Le film inclut une scène où David, dans le corps d’Eva, s’observe nu, offrant une vision réaliste et non idéalisée du corps féminin. Léa Seydoux, qui a tourné ce film peu après son accouchement, explique que cette expérience a été à la fois intime et libératrice. Elle y voit une opportunité de montrer un corps incarné, loin des standards cinématographiques, et une manière de se réapproprier son image. Niels Schneider, de son côté, décrit ce processus comme un dépouillement progressif, où les couches de son personnage ont été retirées jusqu’à ne plus laisser que l’essence de David et Malia.
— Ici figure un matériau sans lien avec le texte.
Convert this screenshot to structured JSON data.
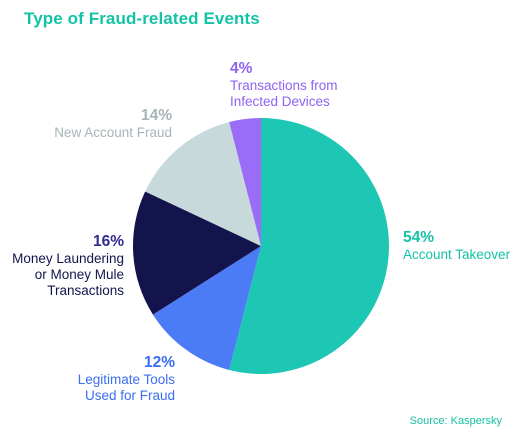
{
  "chart_data": {
    "type": "pie",
    "title": "Type of Fraud-related Events",
    "source": "Source: Kaspersky",
    "slices": [
      {
        "label": "Account Takeover",
        "percent_label": "54%",
        "value": 54,
        "color": "#1ec7b3",
        "label_color": "#14c2a6"
      },
      {
        "label": "Legitimate Tools\nUsed for Fraud",
        "percent_label": "12%",
        "value": 12,
        "color": "#4b7cf6",
        "label_color": "#3a6ef0"
      },
      {
        "label": "Money Laundering\nor Money Mule\nTransactions",
        "percent_label": "16%",
        "value": 16,
        "color": "#14144d",
        "label_color": "#14144d",
        "pct_color": "#2f2a8f"
      },
      {
        "label": "New Account Fraud",
        "percent_label": "14%",
        "value": 14,
        "color": "#c8d9dc",
        "label_color": "#a7b4b7"
      },
      {
        "label": "Transactions from\nInfected Devices",
        "percent_label": "4%",
        "value": 4,
        "color": "#9b6cf8",
        "label_color": "#8e62f2"
      }
    ]
  }
}
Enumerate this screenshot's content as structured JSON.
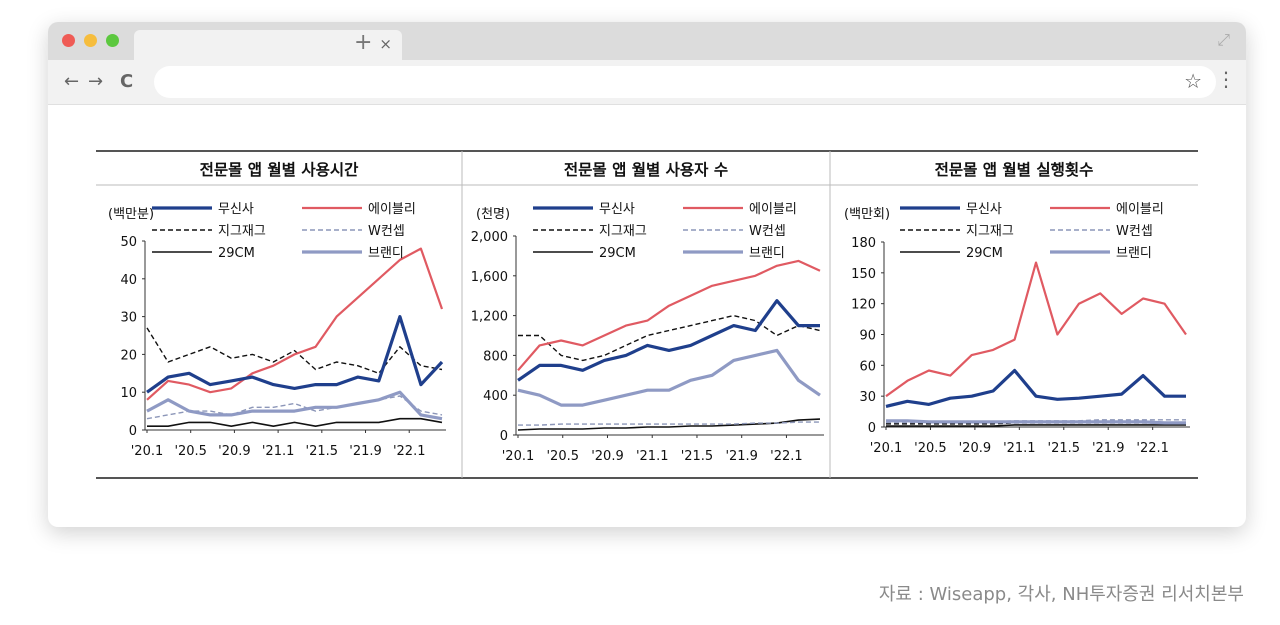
{
  "browser": {
    "tab_close": "×",
    "new_tab": "+",
    "back": "←",
    "forward": "→",
    "reload": "C",
    "star": "☆",
    "menu": "⋮"
  },
  "source": "자료 : Wiseapp, 각사, NH투자증권 리서치본부",
  "legend_labels": [
    "무신사",
    "에이블리",
    "지그재그",
    "W컨셉",
    "29CM",
    "브랜디"
  ],
  "colors": {
    "무신사": "#1f3f8c",
    "에이블리": "#e05a62",
    "지그재그": "#111111",
    "W컨셉": "#8c96b8",
    "29CM": "#111111",
    "브랜디": "#8f9ac4"
  },
  "chart_data": [
    {
      "type": "line",
      "title": "전문몰 앱 월별 사용시간",
      "ylabel": "(백만분)",
      "ylim": [
        0,
        50
      ],
      "yticks": [
        0,
        10,
        20,
        30,
        40,
        50
      ],
      "xticks": [
        "'20.1",
        "'20.5",
        "'20.9",
        "'21.1",
        "'21.5",
        "'21.9",
        "'22.1"
      ],
      "x_range": [
        "'20.1",
        "'22.4"
      ],
      "series": [
        {
          "name": "에이블리",
          "values": [
            8,
            13,
            12,
            10,
            11,
            15,
            17,
            20,
            22,
            30,
            35,
            40,
            45,
            48,
            32
          ]
        },
        {
          "name": "무신사",
          "values": [
            10,
            14,
            15,
            12,
            13,
            14,
            12,
            11,
            12,
            12,
            14,
            13,
            30,
            12,
            18
          ]
        },
        {
          "name": "지그재그",
          "values": [
            27,
            18,
            20,
            22,
            19,
            20,
            18,
            21,
            16,
            18,
            17,
            15,
            22,
            17,
            16
          ]
        },
        {
          "name": "W컨셉",
          "values": [
            3,
            4,
            5,
            5,
            4,
            6,
            6,
            7,
            5,
            6,
            7,
            8,
            9,
            5,
            4
          ]
        },
        {
          "name": "29CM",
          "values": [
            1,
            1,
            2,
            2,
            1,
            2,
            1,
            2,
            1,
            2,
            2,
            2,
            3,
            3,
            2
          ]
        },
        {
          "name": "브랜디",
          "values": [
            5,
            8,
            5,
            4,
            4,
            5,
            5,
            5,
            6,
            6,
            7,
            8,
            10,
            4,
            3
          ]
        }
      ]
    },
    {
      "type": "line",
      "title": "전문몰 앱 월별 사용자 수",
      "ylabel": "(천명)",
      "ylim": [
        0,
        2000
      ],
      "yticks": [
        0,
        400,
        800,
        1200,
        1600,
        2000
      ],
      "xticks": [
        "'20.1",
        "'20.5",
        "'20.9",
        "'21.1",
        "'21.5",
        "'21.9",
        "'22.1"
      ],
      "x_range": [
        "'20.1",
        "'22.4"
      ],
      "series": [
        {
          "name": "에이블리",
          "values": [
            650,
            900,
            950,
            900,
            1000,
            1100,
            1150,
            1300,
            1400,
            1500,
            1550,
            1600,
            1700,
            1750,
            1650
          ]
        },
        {
          "name": "무신사",
          "values": [
            550,
            700,
            700,
            650,
            750,
            800,
            900,
            850,
            900,
            1000,
            1100,
            1050,
            1350,
            1100,
            1100
          ]
        },
        {
          "name": "지그재그",
          "values": [
            1000,
            1000,
            800,
            750,
            800,
            900,
            1000,
            1050,
            1100,
            1150,
            1200,
            1150,
            1000,
            1100,
            1050
          ]
        },
        {
          "name": "W컨셉",
          "values": [
            100,
            100,
            110,
            110,
            110,
            110,
            110,
            110,
            110,
            110,
            110,
            120,
            120,
            130,
            130
          ]
        },
        {
          "name": "29CM",
          "values": [
            50,
            60,
            60,
            60,
            70,
            70,
            80,
            80,
            90,
            90,
            100,
            110,
            120,
            150,
            160
          ]
        },
        {
          "name": "브랜디",
          "values": [
            450,
            400,
            300,
            300,
            350,
            400,
            450,
            450,
            550,
            600,
            750,
            800,
            850,
            550,
            400
          ]
        }
      ]
    },
    {
      "type": "line",
      "title": "전문몰 앱 월별 실행횟수",
      "ylabel": "(백만회)",
      "ylim": [
        0,
        180
      ],
      "yticks": [
        0,
        30,
        60,
        90,
        120,
        150,
        180
      ],
      "xticks": [
        "'20.1",
        "'20.5",
        "'20.9",
        "'21.1",
        "'21.5",
        "'21.9",
        "'22.1"
      ],
      "x_range": [
        "'20.1",
        "'22.4"
      ],
      "series": [
        {
          "name": "에이블리",
          "values": [
            30,
            45,
            55,
            50,
            70,
            75,
            85,
            160,
            90,
            120,
            130,
            110,
            125,
            120,
            90
          ]
        },
        {
          "name": "무신사",
          "values": [
            20,
            25,
            22,
            28,
            30,
            35,
            55,
            30,
            27,
            28,
            30,
            32,
            50,
            30,
            30
          ]
        },
        {
          "name": "지그재그",
          "values": [
            3,
            3,
            3,
            3,
            3,
            3,
            4,
            4,
            4,
            4,
            4,
            4,
            4,
            4,
            4
          ]
        },
        {
          "name": "W컨셉",
          "values": [
            4,
            4,
            4,
            5,
            5,
            5,
            6,
            6,
            6,
            6,
            7,
            7,
            7,
            7,
            7
          ]
        },
        {
          "name": "29CM",
          "values": [
            1,
            1,
            1,
            1,
            1,
            1,
            2,
            2,
            2,
            2,
            2,
            2,
            2,
            2,
            2
          ]
        },
        {
          "name": "브랜디",
          "values": [
            6,
            6,
            5,
            5,
            5,
            5,
            5,
            5,
            5,
            5,
            5,
            5,
            5,
            4,
            4
          ]
        }
      ]
    }
  ]
}
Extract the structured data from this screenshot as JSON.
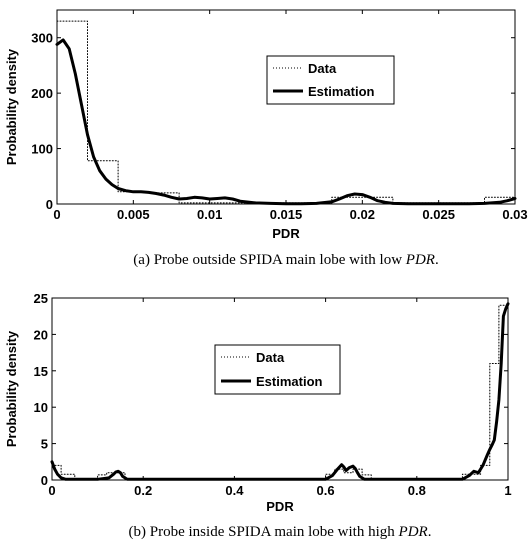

Le film établit un parallèle entre la photographie et le cinéma, deux arts qui captent des instants éphémères. Niels Schneider compare le tournage d’une scène à la prise d’une photo : un moment unique qui ne se reproduira jamais à l’identique. Léa Seydoux ajoute que le cinéma permet de donner son corps et son âme à un projet, tout en sachant que l’instant capté appartient déjà au passé. Les deux acteurs soulignent la dualité du cinéma, à la fois vérité et mensonge, où la fabrication de la scène coexiste avec une émotion authentique. Schneider évoque aussi son admiration pour des photographes comme Raymond Depardon ou Gregory Crewdson, dont les œuvres mêlent réalisme et onirisme.
Les acteurs révèlent que *L’Inconnue* a continué à les habiter bien après le tournage. Niels Schneider raconte avoir rêvé de scènes du film et de ses personnages, parfois transformées, comme si Malia ou David avaient pris une place dans son inconscient. Léa Seydoux évoque également des rêves liés au film, soulignant que cette immersion prolongée a enrichi leur expérience. Le film, sorti le 26 août 2026, est présenté comme une œuvre ouverte, dont le sens reste accessible à différentes interprétations. Les acteurs et le réalisateur Arthur Harari partagent une préférence pour les films dont le sens n’est pas figé, ce qui permet une réinterprétation continue par le public.